Single by Bernard Cribbins
- B-side: "Quietly Bonkers"
- Released: 29 June 1962
- Studio: Abbey Road Studios
- Genre: Novelty
- Length: 2:20
- Label: Parlophone
- Songwriters: Ted Dicks and Myles Rudge
- Producer: George Martin

Bernard Cribbins singles chronology
| "The Hole in the Ground" (1962) | "Right Said Fred" (1962) | "Gossip Calypso" (1962) |

= Right Said Fred (song) =

"Right Said Fred" (also written "Right, Said Fred") is a novelty song of 1962 written by Ted Dicks and Myles Rudge.

It is about three moving men (Fred, Charlie, and the unnamed narrator) trying without success to move a large and unwieldy piece of furniture from an apartment. The item has feet, a seat, handles and candleholders and is never identified but is often interpreted as being a piano. In the animated film version (see below) it is depicted as such; however, in the 1970 television performance of the song on the sketch show Cribbins it is depicted as a kind of small pipe organ.

The movers eventually give up after dismantling the piece of furniture and partially demolishing the building – including removing a door, a wall, and the ceiling – and taking numerous tea breaks.

The lyrics do not specify whether Fred recovers from "half a ton of rubble on the top of his dome" (slang for head) prior to the others having a final tea break and going home. Dicks said that he was inspired to write the song by events that transpired when he employed movers to move a grand piano he had bought. The band Right Said Fred is named after the song.

==Recorded versions==
"Right Said Fred" was recorded as a single by Bernard Cribbins and released by Parlophone in 1962. It reached number 10 on the UK singles chart. Cribbins recorded it at the Abbey Road Studios with musical accompaniment, directed by Johnnie Spence.

Sound effects were added by the producer George Martin, who would later become famous for his work with the Beatles.

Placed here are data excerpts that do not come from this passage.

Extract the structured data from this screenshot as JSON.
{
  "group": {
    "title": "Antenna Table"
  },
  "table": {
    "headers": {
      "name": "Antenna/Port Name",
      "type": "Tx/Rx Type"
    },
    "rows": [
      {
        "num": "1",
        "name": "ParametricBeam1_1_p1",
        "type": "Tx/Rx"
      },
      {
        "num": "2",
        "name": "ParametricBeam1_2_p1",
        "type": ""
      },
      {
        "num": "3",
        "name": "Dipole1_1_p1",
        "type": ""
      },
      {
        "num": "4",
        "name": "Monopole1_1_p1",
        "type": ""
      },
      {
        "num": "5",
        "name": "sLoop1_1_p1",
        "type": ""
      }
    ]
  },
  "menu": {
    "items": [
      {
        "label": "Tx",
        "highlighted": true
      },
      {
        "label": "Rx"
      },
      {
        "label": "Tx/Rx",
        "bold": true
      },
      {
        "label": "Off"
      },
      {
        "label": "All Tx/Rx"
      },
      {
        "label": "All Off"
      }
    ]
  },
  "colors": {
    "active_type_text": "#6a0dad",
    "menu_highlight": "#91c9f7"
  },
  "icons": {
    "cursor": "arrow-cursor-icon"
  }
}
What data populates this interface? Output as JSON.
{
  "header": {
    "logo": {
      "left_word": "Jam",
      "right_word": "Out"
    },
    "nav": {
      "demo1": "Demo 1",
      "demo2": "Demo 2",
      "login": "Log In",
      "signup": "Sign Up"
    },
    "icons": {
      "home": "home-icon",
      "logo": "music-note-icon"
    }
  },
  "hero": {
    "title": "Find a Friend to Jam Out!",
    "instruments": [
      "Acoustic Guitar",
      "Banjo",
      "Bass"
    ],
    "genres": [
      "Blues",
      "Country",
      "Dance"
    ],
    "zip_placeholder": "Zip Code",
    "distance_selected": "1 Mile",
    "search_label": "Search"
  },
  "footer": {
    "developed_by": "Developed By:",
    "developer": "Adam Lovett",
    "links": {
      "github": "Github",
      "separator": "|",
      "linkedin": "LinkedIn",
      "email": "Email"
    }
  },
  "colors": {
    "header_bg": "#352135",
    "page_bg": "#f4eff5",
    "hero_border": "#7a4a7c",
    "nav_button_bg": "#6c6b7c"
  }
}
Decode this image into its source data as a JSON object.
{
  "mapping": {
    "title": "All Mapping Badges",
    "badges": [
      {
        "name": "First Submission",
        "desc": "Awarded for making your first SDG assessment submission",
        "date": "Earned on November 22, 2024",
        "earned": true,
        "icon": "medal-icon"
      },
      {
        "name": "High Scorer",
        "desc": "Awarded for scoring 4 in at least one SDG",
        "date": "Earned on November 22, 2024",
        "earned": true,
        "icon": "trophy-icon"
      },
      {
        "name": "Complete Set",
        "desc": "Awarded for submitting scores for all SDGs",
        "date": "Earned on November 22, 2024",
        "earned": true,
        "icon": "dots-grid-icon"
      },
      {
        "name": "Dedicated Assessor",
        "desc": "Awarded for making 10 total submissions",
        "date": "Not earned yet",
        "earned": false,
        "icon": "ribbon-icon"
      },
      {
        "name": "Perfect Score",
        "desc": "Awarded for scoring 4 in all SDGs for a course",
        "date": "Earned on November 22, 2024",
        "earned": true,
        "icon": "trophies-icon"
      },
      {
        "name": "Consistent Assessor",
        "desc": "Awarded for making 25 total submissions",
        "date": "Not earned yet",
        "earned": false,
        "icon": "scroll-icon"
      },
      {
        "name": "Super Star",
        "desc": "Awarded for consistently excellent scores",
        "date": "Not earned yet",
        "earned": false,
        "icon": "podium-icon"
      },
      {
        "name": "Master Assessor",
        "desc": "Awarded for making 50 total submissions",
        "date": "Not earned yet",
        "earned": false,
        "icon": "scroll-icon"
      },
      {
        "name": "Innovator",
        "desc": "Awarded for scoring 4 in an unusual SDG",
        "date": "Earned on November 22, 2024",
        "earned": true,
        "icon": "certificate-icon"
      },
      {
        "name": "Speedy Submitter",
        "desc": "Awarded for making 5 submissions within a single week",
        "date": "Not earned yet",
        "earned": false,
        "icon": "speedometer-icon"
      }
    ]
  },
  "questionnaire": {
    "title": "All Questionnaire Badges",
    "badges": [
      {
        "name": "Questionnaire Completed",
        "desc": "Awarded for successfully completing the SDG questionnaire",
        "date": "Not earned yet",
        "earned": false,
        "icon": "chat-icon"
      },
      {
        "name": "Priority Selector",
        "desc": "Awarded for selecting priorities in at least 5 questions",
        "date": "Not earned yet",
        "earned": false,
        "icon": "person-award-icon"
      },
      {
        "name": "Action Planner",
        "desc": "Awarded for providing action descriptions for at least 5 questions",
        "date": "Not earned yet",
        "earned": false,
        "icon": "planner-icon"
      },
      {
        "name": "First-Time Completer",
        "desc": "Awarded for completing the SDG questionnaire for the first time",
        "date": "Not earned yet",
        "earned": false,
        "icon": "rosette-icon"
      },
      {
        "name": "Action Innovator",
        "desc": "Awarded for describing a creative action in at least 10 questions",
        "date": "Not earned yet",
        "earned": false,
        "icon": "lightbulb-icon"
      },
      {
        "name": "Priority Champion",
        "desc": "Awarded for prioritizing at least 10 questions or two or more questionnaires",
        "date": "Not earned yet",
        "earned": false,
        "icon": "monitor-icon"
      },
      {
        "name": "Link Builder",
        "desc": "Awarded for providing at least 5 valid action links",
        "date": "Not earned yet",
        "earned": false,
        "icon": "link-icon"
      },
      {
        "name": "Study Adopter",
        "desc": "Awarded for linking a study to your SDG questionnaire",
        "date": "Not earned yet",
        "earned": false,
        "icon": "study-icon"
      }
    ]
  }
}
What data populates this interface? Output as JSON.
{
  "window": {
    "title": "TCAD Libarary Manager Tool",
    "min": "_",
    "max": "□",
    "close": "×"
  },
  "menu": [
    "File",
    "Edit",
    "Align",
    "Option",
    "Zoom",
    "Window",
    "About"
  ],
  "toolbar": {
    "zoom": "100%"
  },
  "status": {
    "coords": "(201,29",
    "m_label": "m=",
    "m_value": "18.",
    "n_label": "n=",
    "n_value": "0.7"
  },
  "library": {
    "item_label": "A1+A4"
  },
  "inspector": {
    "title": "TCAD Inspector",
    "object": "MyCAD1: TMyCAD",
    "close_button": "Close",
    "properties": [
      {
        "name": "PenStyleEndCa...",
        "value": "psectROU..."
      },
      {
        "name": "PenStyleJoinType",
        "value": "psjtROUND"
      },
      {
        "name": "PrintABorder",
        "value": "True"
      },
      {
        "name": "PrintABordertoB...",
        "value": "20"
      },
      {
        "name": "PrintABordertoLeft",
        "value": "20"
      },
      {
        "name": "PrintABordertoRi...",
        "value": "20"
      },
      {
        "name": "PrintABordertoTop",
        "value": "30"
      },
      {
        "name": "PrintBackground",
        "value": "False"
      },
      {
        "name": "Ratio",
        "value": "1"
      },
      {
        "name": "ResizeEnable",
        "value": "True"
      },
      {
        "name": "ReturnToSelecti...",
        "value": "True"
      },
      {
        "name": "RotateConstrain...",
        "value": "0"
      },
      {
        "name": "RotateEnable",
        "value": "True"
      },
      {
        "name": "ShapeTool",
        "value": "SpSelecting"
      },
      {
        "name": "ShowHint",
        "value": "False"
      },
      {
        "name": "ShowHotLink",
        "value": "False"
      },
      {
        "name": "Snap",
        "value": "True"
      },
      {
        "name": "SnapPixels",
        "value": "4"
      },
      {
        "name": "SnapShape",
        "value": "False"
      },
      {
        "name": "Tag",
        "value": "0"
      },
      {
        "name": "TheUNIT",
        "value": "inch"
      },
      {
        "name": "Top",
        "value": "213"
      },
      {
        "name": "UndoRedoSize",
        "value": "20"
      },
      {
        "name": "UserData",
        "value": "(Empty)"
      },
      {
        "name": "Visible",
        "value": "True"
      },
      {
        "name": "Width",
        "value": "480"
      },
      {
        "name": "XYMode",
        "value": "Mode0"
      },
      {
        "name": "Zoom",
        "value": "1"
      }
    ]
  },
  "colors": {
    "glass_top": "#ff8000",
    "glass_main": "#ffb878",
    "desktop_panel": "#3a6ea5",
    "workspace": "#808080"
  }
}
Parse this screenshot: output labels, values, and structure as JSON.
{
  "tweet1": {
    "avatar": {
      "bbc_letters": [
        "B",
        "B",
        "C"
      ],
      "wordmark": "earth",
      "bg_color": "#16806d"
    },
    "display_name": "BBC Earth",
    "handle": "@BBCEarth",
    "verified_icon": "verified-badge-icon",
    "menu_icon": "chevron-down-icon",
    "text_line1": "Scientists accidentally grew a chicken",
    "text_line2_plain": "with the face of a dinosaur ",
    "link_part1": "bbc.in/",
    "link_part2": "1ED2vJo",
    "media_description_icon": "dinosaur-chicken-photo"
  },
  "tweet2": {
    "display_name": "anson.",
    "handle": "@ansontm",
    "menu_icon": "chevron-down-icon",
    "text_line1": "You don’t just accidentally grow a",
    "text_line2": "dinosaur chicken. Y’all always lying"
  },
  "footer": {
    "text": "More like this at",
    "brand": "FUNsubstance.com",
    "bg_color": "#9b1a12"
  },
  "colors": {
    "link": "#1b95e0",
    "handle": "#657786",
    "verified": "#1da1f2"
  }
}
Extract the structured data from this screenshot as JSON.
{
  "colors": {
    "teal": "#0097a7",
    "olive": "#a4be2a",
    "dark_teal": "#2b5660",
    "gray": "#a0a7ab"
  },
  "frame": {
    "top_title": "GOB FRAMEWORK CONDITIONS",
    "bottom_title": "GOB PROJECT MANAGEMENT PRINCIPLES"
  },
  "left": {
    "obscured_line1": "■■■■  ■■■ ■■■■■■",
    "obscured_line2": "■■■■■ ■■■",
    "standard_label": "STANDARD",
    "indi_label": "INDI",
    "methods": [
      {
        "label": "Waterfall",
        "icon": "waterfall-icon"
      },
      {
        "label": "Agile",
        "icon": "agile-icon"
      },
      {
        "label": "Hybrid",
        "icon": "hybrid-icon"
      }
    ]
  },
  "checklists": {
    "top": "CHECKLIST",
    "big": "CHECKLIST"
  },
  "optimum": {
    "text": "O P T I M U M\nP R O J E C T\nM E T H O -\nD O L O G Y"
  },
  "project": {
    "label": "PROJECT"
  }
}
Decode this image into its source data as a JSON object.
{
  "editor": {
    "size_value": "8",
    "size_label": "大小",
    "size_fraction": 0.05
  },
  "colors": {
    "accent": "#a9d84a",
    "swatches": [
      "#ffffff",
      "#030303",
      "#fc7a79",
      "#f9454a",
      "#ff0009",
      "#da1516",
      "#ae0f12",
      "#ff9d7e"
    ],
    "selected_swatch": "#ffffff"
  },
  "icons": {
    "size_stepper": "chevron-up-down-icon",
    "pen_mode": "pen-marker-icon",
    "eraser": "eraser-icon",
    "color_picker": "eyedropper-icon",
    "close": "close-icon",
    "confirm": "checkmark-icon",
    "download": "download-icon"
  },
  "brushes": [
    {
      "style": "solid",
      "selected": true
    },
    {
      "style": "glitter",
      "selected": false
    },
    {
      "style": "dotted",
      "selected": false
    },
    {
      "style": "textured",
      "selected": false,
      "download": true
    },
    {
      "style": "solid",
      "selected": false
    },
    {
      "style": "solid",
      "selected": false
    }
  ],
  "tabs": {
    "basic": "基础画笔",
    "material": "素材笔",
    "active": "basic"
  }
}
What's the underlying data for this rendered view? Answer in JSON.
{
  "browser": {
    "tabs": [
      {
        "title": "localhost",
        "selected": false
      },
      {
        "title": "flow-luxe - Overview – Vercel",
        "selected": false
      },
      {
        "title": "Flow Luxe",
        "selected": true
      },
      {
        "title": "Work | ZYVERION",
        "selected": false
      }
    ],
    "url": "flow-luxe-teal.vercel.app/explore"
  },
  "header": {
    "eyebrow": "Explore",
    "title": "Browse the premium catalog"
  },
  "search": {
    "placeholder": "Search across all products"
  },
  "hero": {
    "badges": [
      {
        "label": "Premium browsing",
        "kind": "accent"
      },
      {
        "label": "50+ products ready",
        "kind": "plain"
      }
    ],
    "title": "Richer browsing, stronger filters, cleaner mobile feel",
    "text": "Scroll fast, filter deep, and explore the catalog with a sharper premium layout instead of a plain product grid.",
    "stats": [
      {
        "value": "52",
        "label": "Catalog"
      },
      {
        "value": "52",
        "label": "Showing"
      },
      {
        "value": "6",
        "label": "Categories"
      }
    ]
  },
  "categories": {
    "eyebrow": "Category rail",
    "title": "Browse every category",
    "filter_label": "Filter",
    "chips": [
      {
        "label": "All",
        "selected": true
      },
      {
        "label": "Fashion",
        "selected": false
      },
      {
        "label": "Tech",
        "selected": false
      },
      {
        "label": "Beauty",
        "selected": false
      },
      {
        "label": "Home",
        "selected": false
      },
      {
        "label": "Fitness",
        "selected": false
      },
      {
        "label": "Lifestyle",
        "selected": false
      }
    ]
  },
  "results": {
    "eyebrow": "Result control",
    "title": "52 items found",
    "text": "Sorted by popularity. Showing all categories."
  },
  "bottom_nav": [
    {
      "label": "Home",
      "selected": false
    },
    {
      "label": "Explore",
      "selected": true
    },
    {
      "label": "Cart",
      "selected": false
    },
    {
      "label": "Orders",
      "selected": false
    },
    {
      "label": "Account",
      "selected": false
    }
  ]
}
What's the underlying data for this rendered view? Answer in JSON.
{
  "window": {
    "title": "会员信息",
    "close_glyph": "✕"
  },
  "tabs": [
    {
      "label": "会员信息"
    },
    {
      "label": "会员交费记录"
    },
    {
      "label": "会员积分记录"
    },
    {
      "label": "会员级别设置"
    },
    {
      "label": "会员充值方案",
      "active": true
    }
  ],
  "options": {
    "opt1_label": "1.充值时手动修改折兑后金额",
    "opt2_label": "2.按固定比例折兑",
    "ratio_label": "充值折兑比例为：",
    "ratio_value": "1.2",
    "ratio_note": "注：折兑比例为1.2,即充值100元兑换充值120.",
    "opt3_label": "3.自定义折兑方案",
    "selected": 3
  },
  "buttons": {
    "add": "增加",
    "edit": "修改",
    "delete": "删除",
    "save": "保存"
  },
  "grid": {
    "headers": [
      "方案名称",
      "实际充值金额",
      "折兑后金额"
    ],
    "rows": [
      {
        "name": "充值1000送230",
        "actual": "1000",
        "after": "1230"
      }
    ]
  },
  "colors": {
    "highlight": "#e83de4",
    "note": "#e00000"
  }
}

A short animated film based on the song was produced in the early 1960s. Made in black and white for television using stop motion animation, it depicts the three workmen as puppets (modified from commercially available Bendy toys manufactured by Newfeld Ltd.), animated by Bura and Hardwick.

The B-side is the comedy love song "Quietly Bonkers", another Dicks-Rudge composition.

The song was also recorded in 1966 by Tommy Quickly. That version was produced by Brian Epstein and backed by Ian Whitcomb, Jimmy Page, and the Blue Flames. Rowan & Martin's Laugh-In actress Judy Carne also recorded a version of the song as the B-side of her single "Sock It to Me", which was released on Reprise Records in May 1969.

== See also ==
- The Music Box: a Laurel and Hardy comedy short that depicts a similar scenario.